Looks like a good plan!

> > Authentication will prevent anyone from running executable code on
> > another machine.
> Any code deployed into the VRS will run on *any* LDS.

What do you mean by "deploying code into a VRS"?

> However, LDS's do not have to release their services to the VRS propper.
> They may announce that they are available, but keep them private.  Anyone
> requesting these services will see them being run on the owners LDS.

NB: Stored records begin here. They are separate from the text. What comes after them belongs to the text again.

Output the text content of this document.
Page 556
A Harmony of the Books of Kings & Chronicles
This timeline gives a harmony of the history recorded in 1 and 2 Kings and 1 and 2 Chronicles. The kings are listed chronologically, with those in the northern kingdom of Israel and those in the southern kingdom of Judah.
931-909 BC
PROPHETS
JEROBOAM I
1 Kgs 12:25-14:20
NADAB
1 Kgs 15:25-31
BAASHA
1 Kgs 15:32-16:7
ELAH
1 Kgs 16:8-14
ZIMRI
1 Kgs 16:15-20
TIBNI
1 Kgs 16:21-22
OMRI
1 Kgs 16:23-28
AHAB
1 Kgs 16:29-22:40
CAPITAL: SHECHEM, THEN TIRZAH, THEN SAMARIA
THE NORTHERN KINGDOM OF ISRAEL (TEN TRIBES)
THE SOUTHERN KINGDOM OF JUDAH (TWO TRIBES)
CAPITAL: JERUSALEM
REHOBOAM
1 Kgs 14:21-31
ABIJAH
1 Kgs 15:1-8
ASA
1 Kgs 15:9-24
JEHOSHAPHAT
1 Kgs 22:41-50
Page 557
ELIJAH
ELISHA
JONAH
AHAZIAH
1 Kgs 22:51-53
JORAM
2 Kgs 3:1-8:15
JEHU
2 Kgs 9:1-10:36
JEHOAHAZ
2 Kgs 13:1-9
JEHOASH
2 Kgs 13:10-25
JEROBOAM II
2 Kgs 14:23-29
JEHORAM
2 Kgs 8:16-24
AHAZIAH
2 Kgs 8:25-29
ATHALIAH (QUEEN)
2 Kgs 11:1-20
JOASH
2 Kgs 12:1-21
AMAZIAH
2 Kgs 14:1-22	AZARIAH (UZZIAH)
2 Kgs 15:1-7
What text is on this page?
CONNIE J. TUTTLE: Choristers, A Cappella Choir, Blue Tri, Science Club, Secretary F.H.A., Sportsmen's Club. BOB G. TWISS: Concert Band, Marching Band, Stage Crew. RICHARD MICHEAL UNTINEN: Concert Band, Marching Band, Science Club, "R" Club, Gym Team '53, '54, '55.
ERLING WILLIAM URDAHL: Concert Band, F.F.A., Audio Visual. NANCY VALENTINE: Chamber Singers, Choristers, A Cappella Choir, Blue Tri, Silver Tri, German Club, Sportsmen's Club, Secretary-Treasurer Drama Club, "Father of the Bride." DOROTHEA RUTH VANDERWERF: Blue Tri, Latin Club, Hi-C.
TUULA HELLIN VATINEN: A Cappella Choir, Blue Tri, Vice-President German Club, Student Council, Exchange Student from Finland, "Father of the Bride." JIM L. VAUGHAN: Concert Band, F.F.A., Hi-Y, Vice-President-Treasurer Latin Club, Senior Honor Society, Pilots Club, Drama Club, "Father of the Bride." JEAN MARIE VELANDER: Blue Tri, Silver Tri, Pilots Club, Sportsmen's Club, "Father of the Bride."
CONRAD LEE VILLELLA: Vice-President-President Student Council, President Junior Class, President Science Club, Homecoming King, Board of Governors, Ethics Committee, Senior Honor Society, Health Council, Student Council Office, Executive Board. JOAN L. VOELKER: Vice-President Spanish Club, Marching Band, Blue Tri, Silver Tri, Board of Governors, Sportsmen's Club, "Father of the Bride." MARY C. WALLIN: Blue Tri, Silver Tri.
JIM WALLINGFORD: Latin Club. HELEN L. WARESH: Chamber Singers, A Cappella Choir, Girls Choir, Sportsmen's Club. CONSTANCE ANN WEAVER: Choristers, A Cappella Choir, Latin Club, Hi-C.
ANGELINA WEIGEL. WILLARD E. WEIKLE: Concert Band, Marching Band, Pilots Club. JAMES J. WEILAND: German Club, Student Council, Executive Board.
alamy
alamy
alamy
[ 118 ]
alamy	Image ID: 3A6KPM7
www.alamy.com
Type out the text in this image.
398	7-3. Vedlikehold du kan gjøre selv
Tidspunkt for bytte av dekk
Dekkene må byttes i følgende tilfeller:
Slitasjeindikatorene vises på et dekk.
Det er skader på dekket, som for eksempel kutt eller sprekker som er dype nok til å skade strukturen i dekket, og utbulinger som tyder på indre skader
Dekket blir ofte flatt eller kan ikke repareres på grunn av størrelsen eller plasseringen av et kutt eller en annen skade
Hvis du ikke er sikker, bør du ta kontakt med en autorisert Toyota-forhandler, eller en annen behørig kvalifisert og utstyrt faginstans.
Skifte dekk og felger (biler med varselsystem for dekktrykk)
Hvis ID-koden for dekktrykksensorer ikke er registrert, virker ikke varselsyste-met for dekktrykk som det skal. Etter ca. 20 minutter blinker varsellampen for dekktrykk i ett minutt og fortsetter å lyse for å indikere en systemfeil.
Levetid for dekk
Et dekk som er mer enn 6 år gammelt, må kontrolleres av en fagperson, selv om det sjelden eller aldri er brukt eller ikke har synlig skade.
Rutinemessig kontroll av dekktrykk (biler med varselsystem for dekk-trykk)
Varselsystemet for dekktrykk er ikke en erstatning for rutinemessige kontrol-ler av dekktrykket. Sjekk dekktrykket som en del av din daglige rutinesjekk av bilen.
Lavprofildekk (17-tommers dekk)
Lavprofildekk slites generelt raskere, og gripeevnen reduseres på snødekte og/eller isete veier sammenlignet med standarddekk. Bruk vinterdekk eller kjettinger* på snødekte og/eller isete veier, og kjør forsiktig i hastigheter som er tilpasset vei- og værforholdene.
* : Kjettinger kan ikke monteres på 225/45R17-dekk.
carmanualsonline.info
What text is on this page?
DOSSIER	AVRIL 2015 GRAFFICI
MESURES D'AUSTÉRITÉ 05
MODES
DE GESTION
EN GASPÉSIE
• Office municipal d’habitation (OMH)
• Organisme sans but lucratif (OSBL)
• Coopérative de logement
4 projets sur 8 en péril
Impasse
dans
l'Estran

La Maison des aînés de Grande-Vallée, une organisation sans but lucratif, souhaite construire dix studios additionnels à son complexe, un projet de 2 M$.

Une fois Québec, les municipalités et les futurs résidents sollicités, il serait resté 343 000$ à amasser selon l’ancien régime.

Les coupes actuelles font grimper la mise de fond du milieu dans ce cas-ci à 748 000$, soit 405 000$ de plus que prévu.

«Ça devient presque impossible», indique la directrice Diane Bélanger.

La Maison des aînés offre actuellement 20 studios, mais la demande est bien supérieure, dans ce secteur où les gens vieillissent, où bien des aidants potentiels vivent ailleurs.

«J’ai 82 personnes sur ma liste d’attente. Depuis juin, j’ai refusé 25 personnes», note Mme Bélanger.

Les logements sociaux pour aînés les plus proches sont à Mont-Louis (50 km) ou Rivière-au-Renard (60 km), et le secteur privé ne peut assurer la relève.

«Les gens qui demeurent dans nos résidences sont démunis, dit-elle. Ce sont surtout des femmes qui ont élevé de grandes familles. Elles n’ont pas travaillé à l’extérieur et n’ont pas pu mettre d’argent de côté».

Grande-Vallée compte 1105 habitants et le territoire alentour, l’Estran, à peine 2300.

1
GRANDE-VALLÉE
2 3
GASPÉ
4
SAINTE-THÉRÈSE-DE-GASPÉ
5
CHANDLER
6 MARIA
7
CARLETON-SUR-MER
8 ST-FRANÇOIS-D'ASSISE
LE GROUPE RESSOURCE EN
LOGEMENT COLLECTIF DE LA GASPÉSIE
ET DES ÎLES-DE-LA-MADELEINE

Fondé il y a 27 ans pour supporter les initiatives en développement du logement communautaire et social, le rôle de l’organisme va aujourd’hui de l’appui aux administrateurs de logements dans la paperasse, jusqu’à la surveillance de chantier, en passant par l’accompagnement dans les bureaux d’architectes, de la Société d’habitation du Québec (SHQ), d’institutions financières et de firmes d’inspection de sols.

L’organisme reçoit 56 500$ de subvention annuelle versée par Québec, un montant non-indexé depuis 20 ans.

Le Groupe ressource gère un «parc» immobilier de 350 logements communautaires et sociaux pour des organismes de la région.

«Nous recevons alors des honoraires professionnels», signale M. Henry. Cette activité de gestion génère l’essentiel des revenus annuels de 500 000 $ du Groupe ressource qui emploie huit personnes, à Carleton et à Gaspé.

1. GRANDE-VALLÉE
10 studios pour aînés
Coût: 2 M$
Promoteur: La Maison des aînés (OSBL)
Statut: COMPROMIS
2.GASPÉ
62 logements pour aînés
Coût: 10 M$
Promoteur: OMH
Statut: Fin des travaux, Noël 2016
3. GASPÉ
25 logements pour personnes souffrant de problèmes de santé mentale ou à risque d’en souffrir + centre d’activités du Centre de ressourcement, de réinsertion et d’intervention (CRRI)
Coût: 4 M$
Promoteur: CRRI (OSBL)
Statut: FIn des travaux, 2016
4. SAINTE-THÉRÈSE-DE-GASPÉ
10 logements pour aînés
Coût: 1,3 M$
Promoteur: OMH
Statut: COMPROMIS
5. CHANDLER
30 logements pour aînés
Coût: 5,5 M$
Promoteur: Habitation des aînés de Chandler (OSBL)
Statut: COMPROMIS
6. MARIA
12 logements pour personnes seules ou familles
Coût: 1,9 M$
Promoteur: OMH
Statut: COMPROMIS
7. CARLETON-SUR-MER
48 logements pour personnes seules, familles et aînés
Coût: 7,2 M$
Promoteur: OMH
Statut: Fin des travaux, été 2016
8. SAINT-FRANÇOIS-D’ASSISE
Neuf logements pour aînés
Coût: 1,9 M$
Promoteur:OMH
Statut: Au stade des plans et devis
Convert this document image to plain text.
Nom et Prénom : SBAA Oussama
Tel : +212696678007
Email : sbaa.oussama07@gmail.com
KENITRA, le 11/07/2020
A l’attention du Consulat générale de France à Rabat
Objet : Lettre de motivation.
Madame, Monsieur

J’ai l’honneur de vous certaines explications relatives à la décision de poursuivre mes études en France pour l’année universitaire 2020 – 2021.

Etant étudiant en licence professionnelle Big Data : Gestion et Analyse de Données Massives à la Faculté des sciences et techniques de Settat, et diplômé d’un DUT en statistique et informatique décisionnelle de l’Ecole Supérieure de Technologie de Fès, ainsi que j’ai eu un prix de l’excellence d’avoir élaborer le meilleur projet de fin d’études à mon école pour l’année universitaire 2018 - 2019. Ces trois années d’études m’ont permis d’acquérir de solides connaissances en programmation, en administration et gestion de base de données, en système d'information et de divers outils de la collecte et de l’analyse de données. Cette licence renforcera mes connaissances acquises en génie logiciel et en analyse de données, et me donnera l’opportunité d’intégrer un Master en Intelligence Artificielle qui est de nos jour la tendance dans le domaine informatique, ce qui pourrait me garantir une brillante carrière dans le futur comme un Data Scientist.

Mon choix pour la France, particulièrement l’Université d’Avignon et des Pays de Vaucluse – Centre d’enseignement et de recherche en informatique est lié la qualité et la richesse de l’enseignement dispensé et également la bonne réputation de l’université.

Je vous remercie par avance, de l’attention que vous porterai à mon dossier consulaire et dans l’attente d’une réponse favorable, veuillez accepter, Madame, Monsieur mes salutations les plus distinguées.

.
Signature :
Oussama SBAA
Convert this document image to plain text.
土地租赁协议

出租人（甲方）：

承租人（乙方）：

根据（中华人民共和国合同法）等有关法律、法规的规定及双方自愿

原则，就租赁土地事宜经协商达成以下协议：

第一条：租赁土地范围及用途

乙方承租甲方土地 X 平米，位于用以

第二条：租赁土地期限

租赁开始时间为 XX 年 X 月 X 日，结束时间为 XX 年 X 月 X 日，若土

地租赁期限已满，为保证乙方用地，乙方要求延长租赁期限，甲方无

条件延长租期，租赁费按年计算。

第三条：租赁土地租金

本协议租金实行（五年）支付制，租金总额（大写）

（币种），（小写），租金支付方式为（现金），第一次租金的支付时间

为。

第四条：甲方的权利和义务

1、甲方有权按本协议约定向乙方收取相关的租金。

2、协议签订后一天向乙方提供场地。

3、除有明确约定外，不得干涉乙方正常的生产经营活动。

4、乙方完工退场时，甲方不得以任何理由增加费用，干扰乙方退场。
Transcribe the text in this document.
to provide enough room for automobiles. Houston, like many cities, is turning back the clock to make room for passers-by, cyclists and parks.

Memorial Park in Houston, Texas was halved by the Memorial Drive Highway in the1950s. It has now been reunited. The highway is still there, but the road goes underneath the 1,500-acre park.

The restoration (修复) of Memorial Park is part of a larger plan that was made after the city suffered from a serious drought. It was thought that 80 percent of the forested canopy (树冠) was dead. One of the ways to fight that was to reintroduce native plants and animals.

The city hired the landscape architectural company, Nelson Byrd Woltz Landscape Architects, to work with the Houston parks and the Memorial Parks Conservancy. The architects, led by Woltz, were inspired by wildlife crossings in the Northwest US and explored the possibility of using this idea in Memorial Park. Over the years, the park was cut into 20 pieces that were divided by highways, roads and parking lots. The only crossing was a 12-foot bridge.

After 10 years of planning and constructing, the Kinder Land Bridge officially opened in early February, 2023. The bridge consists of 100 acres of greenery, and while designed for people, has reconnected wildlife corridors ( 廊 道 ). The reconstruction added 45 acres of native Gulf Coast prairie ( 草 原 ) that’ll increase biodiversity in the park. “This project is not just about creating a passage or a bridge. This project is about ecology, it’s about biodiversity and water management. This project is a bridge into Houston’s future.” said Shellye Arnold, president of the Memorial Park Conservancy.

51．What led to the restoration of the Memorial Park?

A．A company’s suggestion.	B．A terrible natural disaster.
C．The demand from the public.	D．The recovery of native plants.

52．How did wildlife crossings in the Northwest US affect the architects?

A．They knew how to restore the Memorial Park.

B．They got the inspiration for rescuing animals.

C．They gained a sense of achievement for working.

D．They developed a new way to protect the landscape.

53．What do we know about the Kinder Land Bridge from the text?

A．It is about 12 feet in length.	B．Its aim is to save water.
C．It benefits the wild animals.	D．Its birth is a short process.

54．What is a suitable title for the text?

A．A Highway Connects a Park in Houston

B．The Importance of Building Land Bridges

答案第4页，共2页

Wouldn't it be nice to have access controls for the services? Could be too 
complex perhaps... But how could one decide if an MA or DataSet should be 
allowed to execute on a certain machine? Let's say I program a DataSet that 
shuts down a box, but this is just meant for my own box at home. This DataSet 
shouldn't be allowed to execute on your box. I guess you'd be quite surprised 
if that would happen  :-)

> > Do you want for instance a bank to be able to use the VRS? If so, the
> > bank needs an assurance that the user can't deny it withdraw a certain
> > amount of money. They need the non-repudiation feature.
> Now I think you've hit upon something I raised with Bill a while back - but
> not very eligently I admit.  I think that *some* VRS's will NOT accept
> unsolicited join requests.  That is, if the VRS doesn't know who you (the
> LDS) are in advance, you can't join.

Yes, but this is authentication, not non-repudiation. Authentication verifies 
that you are then one you say you are. Non-repudiation makes the 
authenticated person unable to deny transactions. It's like a digital 
receipt. If you go to the bank you authenticate yourself with your driving 
license (in Sweden anyway). When you withdraw money you sign a receipt. If 
you didn't have to sign that receipt, you could withdraw money without a 
trace. You have authenticated yourself, but you can deny the transaction ever 
taken place. This is probably desired for some greedy people, but 
non-repudiation is a nice feature I'd say.